2) Why high.bloodpressure is 0 for the PatientID == 1 on the second time span? There is a high.bloodpressure == 1 at time 1.2 hours. This time should be included into the second time span (Hour2 between 1 and 2), shouldn't it?
I have grouped data that has blocks of missing values. I used dplyr to compute the sum of my target variable over each group. For groups where the sum is zero, I want to replace that group's values with the ones from the previous group. I could do this in a loop, but since my data is in a large data frame, that would be extremely inefficient.
Here's a synthetic example:
df <- tbl_df(as.data.frame(cbind(c(rep(1, 4), rep(2, 4)),
c(abs(rnorm(4)), rep(NA, 4)))))
names(df) <- c("group", "var")
df <- df %>%
group_by(group) %>%
mutate(total = sum(var, na.rm = TRUE))
Output:
Source: local data frame [8 x 3]
Groups: group
group var total
1 1 1.3697267 4.74936
2 1 1.5263502 4.74936
3 1 0.4065596 4.74936
4 1 1.4467237 4.74936
5 2 NA 0.00000
6 2 NA 0.00000
7 2 NA 0.00000
8 2 NA 0.00000
In this case, I want to replace the values of var in group 2 with the values of var in group 1, and I want to do it by detecting that total = 0 in group 2.

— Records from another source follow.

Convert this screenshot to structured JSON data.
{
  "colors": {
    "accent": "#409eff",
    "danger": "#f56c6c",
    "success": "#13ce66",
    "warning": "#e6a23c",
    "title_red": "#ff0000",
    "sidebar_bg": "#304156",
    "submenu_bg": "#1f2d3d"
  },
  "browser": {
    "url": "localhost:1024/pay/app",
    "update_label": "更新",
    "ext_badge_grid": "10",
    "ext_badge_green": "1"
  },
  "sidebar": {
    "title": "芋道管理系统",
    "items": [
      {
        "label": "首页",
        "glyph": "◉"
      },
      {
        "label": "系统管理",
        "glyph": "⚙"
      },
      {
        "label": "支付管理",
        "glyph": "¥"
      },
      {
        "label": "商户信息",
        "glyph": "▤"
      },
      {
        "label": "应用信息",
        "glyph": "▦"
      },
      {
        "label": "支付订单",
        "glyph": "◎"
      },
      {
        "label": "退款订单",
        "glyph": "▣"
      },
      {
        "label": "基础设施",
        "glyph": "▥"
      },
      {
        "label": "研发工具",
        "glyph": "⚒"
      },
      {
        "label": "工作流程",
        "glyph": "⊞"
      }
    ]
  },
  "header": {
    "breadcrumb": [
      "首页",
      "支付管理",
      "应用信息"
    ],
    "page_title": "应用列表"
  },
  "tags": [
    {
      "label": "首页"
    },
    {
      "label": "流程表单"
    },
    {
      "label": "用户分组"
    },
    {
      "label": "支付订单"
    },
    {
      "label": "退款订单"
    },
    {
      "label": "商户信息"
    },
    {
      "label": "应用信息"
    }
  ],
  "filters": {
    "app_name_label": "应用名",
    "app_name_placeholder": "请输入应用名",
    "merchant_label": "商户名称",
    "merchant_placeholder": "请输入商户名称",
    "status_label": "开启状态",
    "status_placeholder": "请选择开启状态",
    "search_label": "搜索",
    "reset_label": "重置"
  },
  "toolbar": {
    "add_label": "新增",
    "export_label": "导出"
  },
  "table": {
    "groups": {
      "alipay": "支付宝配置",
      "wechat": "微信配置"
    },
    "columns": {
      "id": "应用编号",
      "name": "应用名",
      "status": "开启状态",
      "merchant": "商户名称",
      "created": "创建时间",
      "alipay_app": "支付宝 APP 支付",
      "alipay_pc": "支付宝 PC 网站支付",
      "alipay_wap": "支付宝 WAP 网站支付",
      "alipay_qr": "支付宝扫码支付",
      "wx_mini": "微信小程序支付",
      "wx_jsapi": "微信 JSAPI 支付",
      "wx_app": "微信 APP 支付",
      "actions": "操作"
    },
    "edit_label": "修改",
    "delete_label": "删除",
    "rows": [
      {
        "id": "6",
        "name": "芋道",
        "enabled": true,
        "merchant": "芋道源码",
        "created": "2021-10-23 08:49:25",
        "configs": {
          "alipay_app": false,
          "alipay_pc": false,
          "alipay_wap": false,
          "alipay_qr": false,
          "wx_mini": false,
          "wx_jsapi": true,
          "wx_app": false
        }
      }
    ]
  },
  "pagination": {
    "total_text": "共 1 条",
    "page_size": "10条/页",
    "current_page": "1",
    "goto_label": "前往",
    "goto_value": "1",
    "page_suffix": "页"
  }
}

I've tried to come up with a custom function to feed into do() that does this, but can't figure out how to tell it to replace values in the current group with values from a different group. With the above example, I tried the following, which will always replace using the values from group 1:
CheckDay <- function(x) {
if( all(x$total == 0) ) { x$var <- df[df$group==1, 2] } ; x
}
do(df, CheckDay)
CheckDay does return a df, but do() throws an error:
Error: Results are not data frames at positions: 1, 2
Is there a way to get this to work?
There are a couple of things going on. First you need to make sure df is a data.frame, your function CheckDay(x) has both the local variable x which you give value df as the global variable df itself, it's better to keep everything inside the function local. Finally, your call to do(df, CheckDay(.)) is missing the (.) part. Try this, this should work:
library("dplyr")
df <- tbl_df(as.data.frame(cbind(c(rep(1, 4), rep(2, 4)),
c(abs(rnorm(4)), rep(NA, 4)))))
names(df) <- c("group", "var")
df <- df %>%
group_by(group) %>%
mutate(total = sum(var, na.rm = TRUE))
df <- as.data.frame(df)
CheckDay <- function(x) {
if( all( (x[x$group == 2, ])$total == 0) ) {
x$var <- x[x$group == 1, 2]
}
x
}
result <- do(df, CheckDay(.))
print(result)
To expand on Brouwer's answer, here is what I implemented to accomplish my goal:
Generate df as previously.
Create df.shift, a copy of df with groups 1, 1, 2... etc -- i.e. a df with the variables shifted down by one group. (The rows in group 1 of df.shift could also simply be blank.)
Get the indices where total = 0 and copy the values from df.shift into df at those indices.
This can all be done in base R. It creates one copy, but is much cheaper and faster than looping over the groups.